Unterschied zu § 15i
Während § 15h einen echten Rechtsanspruch auf Teilzeit darstellt, handelt es sich bei § 15i um eine freiwillige Teilzeitvereinbarung. Arbeitnehmerinnen, die den § 15h-Anspruch bereits ausgeschöpft haben oder keinen solchen Anspruch besitzen, können mit dem Arbeitgeber eine Teilzeit nach § 15i vereinbaren — der Arbeitgeber "soll bemüht sein", dieser Vereinbarung zuzustimmen.
Teilzeitumfang und Gestaltung
Die Teilzeit kann im Ausmaß der Stunden vor der Karenz beansprucht werden — also beispielsweise von 38 Stunden auf 20 Stunden pro Woche. Die genaue Ausgestaltung (Verteilung der Stunden, freie Tage) kann mit dem Arbeitgeber vereinbart werden. Auch eine Änderung des Teilzeitausmaßes im Laufe der Zeit ist grundsätzlich möglich.
Häufige Fragen zu § 15h MSchG
Wer hat Anspruch auf Teilzeit nach § 15h MSchG?

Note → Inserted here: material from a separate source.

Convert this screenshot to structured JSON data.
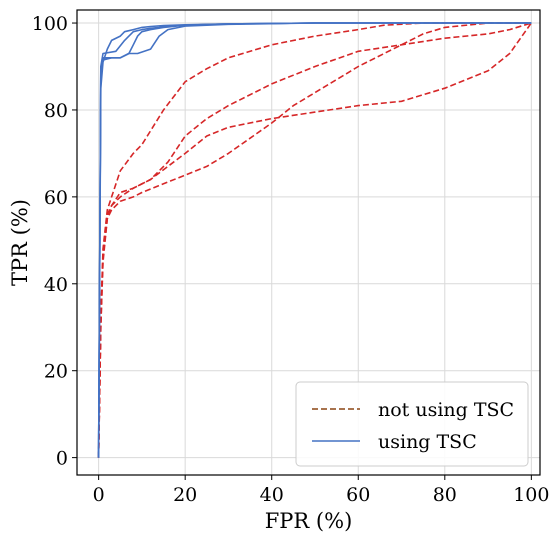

Jede Arbeitnehmerin (und jeder Arbeitnehmer seit 2019) hat Anspruch auf Teilzeitbeschäftigung nach Karenz bis zum 8. Geburtstag des Kindes. Voraussetzung ist, dass das Arbeitsverhältnis vor Beginn des Beschäftigungsverbots bestanden hat.
Wie lange kann Teilzeit nach § 15h beansprucht werden?
Maximal 7 Jahre (364 Wochen). Davon abgezogen werden die Dauer des Beschäftigungsverbots und die von beiden Eltern beanspruchte Karenz. Der Zeitraum zwischen dem 7. und 8. Geburtstag (Schuleintritt) wird hinzugerechnet.
Kann der Arbeitgeber die Teilzeit ablehnen?
Der Anspruch besteht, "sofern nicht zwingende dienstliche Gründe entgegenstehen". Der Arbeitgeber muss nachweisen, dass eine Teilzeitbeschäftigung betrieblich nicht möglich ist. Die Ablehnung muss schriftlich begründet werden.
Gilt § 15h auch für den Vater?
Ja, seit der Novelle 2019 haben auch Arbeitnehmer (Väter) Anspruch auf Teilzeit nach § 15h — im Anschluss an die Karenz oder eigenständig, wenn kein Anspruch nach § 15 besteht.
Was passiert mit der Teilzeit, wenn das Kind krank wird?
Die gesetzlichen Regelungen sehen keine automatische Anpassung bei Krankheit des Kindes vor. Es kann aber eine Vereinbarung zur Änderung der Teilzeit mit dem Arbeitgeber getroffen werden.